02 - Pour warm water, vegetable oil, and apple cider vinegar into the dry mixture. Stir vigorously until a sticky, cohesive dough forms.
03 - Gently fold blueberries into the dough using a spatula, taking care to avoid crushing the berries.
04 - Lightly oil hands and shape dough into a smooth ball. Cover bowl with clean towel and place in warm area for 45 minutes until dough becomes slightly puffy.
05 - Preheat oven to 425°F. Line baking sheet with parchment paper and set aside.
06 - Dust work surface with gluten-free flour. Divide dough into 8 equal portions. Roll each piece into a ball, create a hole in center, and gently stretch to form traditional bagel shape.
07 - Bring 2 quarts water to gentle boil in large pot. Stir in honey or maple syrup if using.
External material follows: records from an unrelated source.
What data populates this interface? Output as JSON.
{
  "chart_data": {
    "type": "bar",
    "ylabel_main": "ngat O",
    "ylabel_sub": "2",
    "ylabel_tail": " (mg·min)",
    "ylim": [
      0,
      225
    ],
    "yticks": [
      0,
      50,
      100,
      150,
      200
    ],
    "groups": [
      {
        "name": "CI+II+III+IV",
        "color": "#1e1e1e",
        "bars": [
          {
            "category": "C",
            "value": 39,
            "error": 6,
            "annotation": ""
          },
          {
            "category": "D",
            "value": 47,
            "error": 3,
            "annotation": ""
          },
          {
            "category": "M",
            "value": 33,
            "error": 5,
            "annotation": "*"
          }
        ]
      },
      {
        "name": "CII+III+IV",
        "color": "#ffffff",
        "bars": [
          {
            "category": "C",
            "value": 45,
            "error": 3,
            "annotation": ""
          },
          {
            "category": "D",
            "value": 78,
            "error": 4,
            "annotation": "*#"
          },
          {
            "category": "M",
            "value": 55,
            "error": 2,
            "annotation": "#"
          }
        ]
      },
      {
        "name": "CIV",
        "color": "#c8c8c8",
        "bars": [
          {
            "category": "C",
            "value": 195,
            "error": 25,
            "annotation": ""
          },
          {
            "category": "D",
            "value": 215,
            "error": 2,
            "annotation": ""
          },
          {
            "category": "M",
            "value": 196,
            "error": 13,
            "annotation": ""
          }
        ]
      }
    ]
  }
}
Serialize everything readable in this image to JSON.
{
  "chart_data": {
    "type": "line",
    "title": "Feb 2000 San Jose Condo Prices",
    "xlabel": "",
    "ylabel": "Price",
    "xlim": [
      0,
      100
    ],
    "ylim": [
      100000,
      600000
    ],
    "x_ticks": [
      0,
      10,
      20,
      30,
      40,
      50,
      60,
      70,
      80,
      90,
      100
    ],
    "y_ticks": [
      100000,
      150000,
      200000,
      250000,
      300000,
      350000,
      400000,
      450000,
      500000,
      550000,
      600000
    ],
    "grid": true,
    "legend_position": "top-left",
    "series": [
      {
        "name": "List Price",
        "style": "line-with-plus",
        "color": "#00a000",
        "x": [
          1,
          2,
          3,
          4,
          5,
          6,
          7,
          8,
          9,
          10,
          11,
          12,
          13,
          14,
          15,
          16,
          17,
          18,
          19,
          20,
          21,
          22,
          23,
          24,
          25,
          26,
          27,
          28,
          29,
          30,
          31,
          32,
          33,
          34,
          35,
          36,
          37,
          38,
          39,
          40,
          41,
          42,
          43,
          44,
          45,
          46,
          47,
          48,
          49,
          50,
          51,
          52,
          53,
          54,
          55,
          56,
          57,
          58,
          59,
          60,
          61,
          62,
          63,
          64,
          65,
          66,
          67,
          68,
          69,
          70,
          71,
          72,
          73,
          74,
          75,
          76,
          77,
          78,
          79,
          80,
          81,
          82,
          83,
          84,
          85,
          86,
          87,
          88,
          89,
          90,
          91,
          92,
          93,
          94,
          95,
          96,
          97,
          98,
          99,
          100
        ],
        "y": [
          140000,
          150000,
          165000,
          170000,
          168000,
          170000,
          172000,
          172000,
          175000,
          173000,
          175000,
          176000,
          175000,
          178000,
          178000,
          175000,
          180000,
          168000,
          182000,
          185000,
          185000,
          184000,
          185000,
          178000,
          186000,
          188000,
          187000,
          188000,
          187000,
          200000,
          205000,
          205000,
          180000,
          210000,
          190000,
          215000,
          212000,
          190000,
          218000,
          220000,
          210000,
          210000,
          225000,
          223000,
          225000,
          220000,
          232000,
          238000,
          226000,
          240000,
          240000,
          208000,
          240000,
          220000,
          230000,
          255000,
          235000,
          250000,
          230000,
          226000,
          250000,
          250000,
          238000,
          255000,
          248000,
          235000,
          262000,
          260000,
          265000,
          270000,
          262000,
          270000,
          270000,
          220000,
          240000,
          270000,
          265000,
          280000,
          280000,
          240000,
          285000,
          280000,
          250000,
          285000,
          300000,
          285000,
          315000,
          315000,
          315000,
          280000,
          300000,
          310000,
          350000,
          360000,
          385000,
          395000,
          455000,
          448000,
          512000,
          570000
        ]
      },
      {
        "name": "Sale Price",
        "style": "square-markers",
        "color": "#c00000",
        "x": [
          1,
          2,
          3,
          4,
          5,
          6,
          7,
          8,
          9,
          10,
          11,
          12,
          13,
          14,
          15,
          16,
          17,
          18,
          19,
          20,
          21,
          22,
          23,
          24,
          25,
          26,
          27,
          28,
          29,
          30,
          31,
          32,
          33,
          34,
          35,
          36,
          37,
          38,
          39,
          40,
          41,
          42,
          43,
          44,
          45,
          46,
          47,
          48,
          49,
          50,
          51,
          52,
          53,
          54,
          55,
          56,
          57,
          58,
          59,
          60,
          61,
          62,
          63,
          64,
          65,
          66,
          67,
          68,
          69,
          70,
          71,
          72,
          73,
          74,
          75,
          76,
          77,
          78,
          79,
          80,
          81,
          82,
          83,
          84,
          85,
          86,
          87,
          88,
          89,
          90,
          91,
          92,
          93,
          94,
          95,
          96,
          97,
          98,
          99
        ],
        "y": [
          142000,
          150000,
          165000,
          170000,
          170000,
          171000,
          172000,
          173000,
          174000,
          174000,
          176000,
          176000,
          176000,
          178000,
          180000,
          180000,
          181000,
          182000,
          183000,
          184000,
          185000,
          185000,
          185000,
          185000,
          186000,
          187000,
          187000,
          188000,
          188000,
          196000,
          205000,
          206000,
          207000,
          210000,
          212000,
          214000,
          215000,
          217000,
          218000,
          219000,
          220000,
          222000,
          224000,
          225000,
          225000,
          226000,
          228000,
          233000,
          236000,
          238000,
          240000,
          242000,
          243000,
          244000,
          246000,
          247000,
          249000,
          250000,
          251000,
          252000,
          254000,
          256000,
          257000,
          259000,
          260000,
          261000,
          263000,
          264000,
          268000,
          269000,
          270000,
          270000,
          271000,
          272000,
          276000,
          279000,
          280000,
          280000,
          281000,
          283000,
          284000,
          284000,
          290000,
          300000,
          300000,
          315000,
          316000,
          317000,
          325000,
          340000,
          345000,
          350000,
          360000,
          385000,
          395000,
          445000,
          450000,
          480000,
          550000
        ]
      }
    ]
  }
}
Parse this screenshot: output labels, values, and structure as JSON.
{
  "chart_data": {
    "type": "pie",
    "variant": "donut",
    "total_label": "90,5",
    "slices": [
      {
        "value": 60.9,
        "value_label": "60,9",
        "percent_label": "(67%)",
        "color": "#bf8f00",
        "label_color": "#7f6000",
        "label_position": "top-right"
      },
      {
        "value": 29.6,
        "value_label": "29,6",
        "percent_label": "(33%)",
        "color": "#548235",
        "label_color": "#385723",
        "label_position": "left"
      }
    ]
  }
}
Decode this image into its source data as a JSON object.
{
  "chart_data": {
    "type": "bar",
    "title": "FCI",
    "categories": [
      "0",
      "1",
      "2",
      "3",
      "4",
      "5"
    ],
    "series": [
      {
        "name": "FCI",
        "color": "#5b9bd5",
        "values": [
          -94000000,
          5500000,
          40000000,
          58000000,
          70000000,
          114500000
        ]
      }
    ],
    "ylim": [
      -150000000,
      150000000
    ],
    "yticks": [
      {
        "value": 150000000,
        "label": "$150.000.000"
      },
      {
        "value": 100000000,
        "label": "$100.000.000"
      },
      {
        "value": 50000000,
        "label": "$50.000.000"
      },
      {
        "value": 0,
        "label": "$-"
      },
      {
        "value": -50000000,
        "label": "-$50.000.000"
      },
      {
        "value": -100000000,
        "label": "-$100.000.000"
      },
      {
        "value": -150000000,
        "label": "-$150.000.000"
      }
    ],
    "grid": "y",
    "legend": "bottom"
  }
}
08 - Carefully lower 2-3 bagels into boiling water. Cook 30 seconds per side. Remove with slotted spoon and place back on prepared baking sheet.
09 - Brush each bagel with beaten egg if desired, then sprinkle with coarse sugar.
10 - Bake at 425°F for 20-22 minutes until deep golden brown. Transfer to wire cooling rack. Allow to cool completely before slicing.